Sometimes getting a strong cellular signal on a smartphone can be maddening. If you're in a metal or concrete building, the signal can be stunted or missing completely, meaning you have to go outside or walk around until you can find a place where your call will go through or not be dropped.
That longstanding problem is why Verizon Wireless received so much traction a few years ago with its successful "Can you hear me now?" ads for the company's wireless services.
Well, for the past several years, a small company called BluFlux RF Technologies has been working on solving the problem of weak wireless signals by designing special smartphone cases with an extra antenna that can increase a smartphone's signal strength by two bars once the phone is slid into the case. They've even built several prototypes, one for an Apple iPhone 5S and another for a Samsung Galaxy S4, and have been successfully testing them with an eye on eventually finding smartphone case vendors that would want to add the technology to their cases.
BluFlux has filed a patent application for their idea and is continuing its work to refine and build on its case designs, Ben Wilmhoff, the president and founder of the company, told eWEEK.
The case designs include a small, built-in, flip-out antenna that when extended can raise a smartphone's signal acquisition by two bars, said Wilmhoff. And by using the extra antenna, smartphones get a second benefit—their battery life is also extended on a charge because they are not using up as much of their stored power trying to locate and latch onto a solid signal, he said.
"We overcome that problem with this technology," he said. "It could make a difference in battery life of some 30 to 40 percent."

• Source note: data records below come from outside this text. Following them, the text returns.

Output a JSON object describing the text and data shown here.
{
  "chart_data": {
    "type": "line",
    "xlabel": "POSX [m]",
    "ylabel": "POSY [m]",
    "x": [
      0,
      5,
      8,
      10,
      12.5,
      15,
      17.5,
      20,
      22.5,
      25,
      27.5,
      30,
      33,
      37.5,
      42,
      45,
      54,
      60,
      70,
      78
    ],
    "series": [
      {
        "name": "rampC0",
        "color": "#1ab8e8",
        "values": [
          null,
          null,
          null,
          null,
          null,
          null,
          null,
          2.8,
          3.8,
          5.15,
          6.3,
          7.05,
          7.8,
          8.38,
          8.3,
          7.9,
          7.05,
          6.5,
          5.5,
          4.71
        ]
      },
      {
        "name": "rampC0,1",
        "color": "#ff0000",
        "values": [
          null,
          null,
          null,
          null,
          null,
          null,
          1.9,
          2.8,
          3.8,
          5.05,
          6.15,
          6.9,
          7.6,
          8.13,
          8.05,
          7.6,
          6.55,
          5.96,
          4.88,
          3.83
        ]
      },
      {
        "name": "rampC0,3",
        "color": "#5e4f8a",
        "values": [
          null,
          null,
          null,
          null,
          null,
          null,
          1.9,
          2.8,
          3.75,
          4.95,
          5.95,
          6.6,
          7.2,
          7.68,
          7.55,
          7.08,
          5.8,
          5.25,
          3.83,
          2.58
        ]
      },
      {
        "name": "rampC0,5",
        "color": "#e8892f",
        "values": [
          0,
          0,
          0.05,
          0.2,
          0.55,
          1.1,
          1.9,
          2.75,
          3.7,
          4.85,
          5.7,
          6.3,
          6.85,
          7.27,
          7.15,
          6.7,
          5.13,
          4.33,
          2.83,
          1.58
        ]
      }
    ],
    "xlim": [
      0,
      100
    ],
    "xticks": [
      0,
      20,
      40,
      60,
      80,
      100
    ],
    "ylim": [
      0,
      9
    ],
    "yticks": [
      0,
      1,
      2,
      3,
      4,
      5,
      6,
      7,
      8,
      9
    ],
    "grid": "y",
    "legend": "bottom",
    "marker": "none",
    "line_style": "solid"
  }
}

They could be on to something here—a smartphone case that cuts down on battery consumption while accentuating cellular signals make a lot of sense and could be very useful to a lot of smartphone owners.
What BluFlux's technology does, he said, is reduce the burdens on internal smartphone systems such as radio frequency amplifiers and device chipsets, thereby extending battery life and handing over signal acquisition duties to an external antenna that doesn't draw any internal power.
Those system components inside smartphones are "working pretty hard to allow us to do Skyping while we are riding a bus and downloading big files while we are on a train," said Wilmhoff. "That taxes the battery."
The company plans to target its invention to several groups of mobile users to start, including first responders and public safety workers, who are often working inside buildings or in remote locations where cellular signals can be harder to come by. That's where BluFlux hopes its ideas can make a difference.
This is a great idea and holds promise for civilian users, too, of course. Let's hope they find traction and bring it to the market in the near future.